Tutto questo a scapito di Kovacic, tenuto fuori perché, nonostante sia reduce da un buon contributo alla qualificazione della nazionale maggiore del suo paese al mondiale, rimane sempre un “ragazzino”. Al suo posto lo “sparatutto” Guarin, galvanizzato dalla sfida con Diamanti (che almeno la porta la prende spesso e volentieri), e un disastroso Taider che in un quarto d’ora riesce a inanellare un giallo e la palla persa che porta al gol bolognese, che cerca di evitare con una trattenuta demenziale che non gli vale il secondo giallo solo perché l’arbitro Banti si dimostra scarso e inadatto, a scapito di entrambe le squadre.

Sicuramente non a scapito dello spettacolo, che non esiste.
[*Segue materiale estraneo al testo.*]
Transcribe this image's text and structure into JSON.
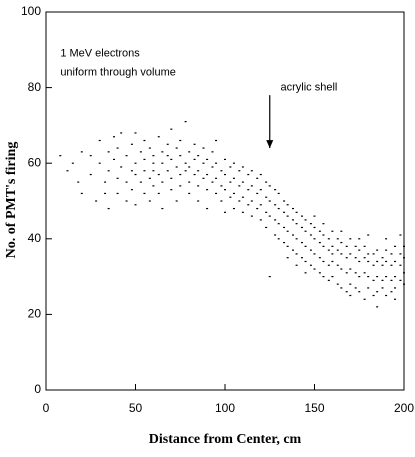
{
  "chart_data": {
    "type": "scatter",
    "xlabel": "Distance from Center, cm",
    "ylabel": "No. of PMT's firing",
    "annotations": [
      {
        "text": "1 MeV electrons",
        "x": 8,
        "y": 89
      },
      {
        "text": "uniform through volume",
        "x": 8,
        "y": 84
      },
      {
        "text": "acrylic shell",
        "x": 131,
        "y": 80,
        "arrow_from": [
          125,
          78
        ],
        "arrow_to": [
          125,
          64
        ]
      }
    ],
    "xlim": [
      0,
      200
    ],
    "ylim": [
      0,
      100
    ],
    "xticks": [
      0,
      50,
      100,
      150,
      200
    ],
    "yticks": [
      0,
      20,
      40,
      60,
      80,
      100
    ],
    "color": "#000000",
    "x": [
      8,
      12,
      15,
      18,
      20,
      20,
      25,
      25,
      28,
      30,
      30,
      33,
      33,
      35,
      35,
      35,
      38,
      38,
      40,
      40,
      40,
      42,
      42,
      45,
      45,
      45,
      48,
      48,
      48,
      50,
      50,
      50,
      50,
      53,
      53,
      55,
      55,
      55,
      55,
      58,
      58,
      58,
      60,
      60,
      60,
      60,
      63,
      63,
      63,
      65,
      65,
      65,
      65,
      68,
      68,
      68,
      70,
      70,
      70,
      70,
      73,
      73,
      73,
      75,
      75,
      75,
      75,
      78,
      78,
      78,
      80,
      80,
      80,
      80,
      83,
      83,
      83,
      85,
      85,
      85,
      85,
      88,
      88,
      88,
      90,
      90,
      90,
      90,
      93,
      93,
      93,
      95,
      95,
      95,
      95,
      98,
      98,
      98,
      100,
      100,
      100,
      100,
      103,
      103,
      103,
      105,
      105,
      105,
      105,
      108,
      108,
      108,
      110,
      110,
      110,
      110,
      113,
      113,
      113,
      115,
      115,
      115,
      115,
      118,
      118,
      118,
      120,
      120,
      120,
      120,
      123,
      123,
      123,
      123,
      125,
      125,
      125,
      125,
      128,
      128,
      128,
      128,
      130,
      130,
      130,
      130,
      133,
      133,
      133,
      133,
      135,
      135,
      135,
      135,
      135,
      138,
      138,
      138,
      138,
      140,
      140,
      140,
      140,
      140,
      143,
      143,
      143,
      143,
      145,
      145,
      145,
      145,
      145,
      148,
      148,
      148,
      148,
      150,
      150,
      150,
      150,
      150,
      153,
      153,
      153,
      153,
      155,
      155,
      155,
      155,
      155,
      158,
      158,
      158,
      158,
      160,
      160,
      160,
      160,
      160,
      163,
      163,
      163,
      163,
      165,
      165,
      165,
      165,
      165,
      168,
      168,
      168,
      168,
      170,
      170,
      170,
      170,
      170,
      173,
      173,
      173,
      173,
      175,
      175,
      175,
      175,
      175,
      178,
      178,
      178,
      178,
      180,
      180,
      180,
      180,
      180,
      183,
      183,
      183,
      183,
      185,
      185,
      185,
      185,
      185,
      188,
      188,
      188,
      188,
      190,
      190,
      190,
      190,
      190,
      193,
      193,
      193,
      193,
      195,
      195,
      195,
      195,
      195,
      198,
      198,
      198,
      198,
      200,
      200,
      200,
      200
    ],
    "values": [
      62,
      58,
      60,
      55,
      63,
      52,
      57,
      62,
      50,
      60,
      66,
      55,
      52,
      63,
      58,
      48,
      61,
      67,
      56,
      52,
      64,
      59,
      68,
      62,
      55,
      50,
      58,
      65,
      53,
      60,
      57,
      68,
      49,
      63,
      55,
      58,
      61,
      66,
      52,
      56,
      64,
      50,
      60,
      62,
      58,
      54,
      67,
      57,
      52,
      60,
      63,
      55,
      48,
      58,
      65,
      62,
      61,
      56,
      53,
      69,
      59,
      64,
      50,
      62,
      57,
      66,
      54,
      60,
      58,
      71,
      63,
      55,
      52,
      59,
      61,
      57,
      65,
      58,
      54,
      62,
      50,
      60,
      56,
      64,
      57,
      53,
      61,
      48,
      59,
      55,
      63,
      56,
      52,
      60,
      66,
      58,
      54,
      50,
      57,
      53,
      61,
      47,
      55,
      51,
      59,
      56,
      52,
      48,
      60,
      54,
      50,
      58,
      55,
      51,
      47,
      59,
      53,
      49,
      57,
      54,
      50,
      46,
      58,
      52,
      48,
      56,
      53,
      49,
      45,
      57,
      51,
      47,
      55,
      43,
      50,
      46,
      54,
      30,
      49,
      45,
      53,
      41,
      48,
      44,
      52,
      40,
      47,
      43,
      50,
      39,
      46,
      42,
      49,
      38,
      35,
      45,
      41,
      48,
      37,
      44,
      40,
      47,
      36,
      33,
      43,
      39,
      46,
      35,
      42,
      38,
      45,
      34,
      31,
      41,
      37,
      44,
      33,
      40,
      36,
      43,
      32,
      46,
      39,
      35,
      42,
      31,
      38,
      34,
      41,
      30,
      44,
      37,
      33,
      40,
      29,
      38,
      34,
      42,
      30,
      36,
      37,
      33,
      40,
      28,
      36,
      32,
      39,
      27,
      42,
      35,
      31,
      38,
      26,
      36,
      32,
      40,
      28,
      25,
      35,
      31,
      38,
      27,
      34,
      30,
      37,
      26,
      40,
      35,
      31,
      38,
      24,
      34,
      30,
      36,
      27,
      41,
      33,
      29,
      36,
      25,
      34,
      30,
      37,
      26,
      22,
      33,
      29,
      35,
      27,
      34,
      30,
      37,
      25,
      40,
      33,
      29,
      36,
      26,
      34,
      30,
      38,
      27,
      24,
      33,
      29,
      36,
      41,
      35,
      31,
      38,
      28
    ]
  }
}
La partita è brutta. E Mazzarri, a seguito di un problema muscolare per Nagatomo, a ragione ritiene che sia lo scenario perfetto per Alvaro Pereira. Occhio, non parliamo del look inequivocabilmente affascinante che sfoggia, ma di tutto il resto. Tutto quello che di brutto si può fare un campo di calcio, Alvaro lo fa. E viene da chiedersi perché la decisione di passare a quattro aggiungendo un giocatore offensivo presa all’ottantacinquesimo non potesse essere presa un’ora prima.

I nerazzurri creano comunque occasioni (o ancora più spesso le creano per loro Natali e compagni) e trovano un fortunoso gol con un pimpante Jonathan, uno dei pochi ben oltre la sufficienza. Il legno colpito nel finale in mischia da Juan Jesus serve solo a far aumentare i rimpianti per aver perso un treno che non si doveva lasciare andare via.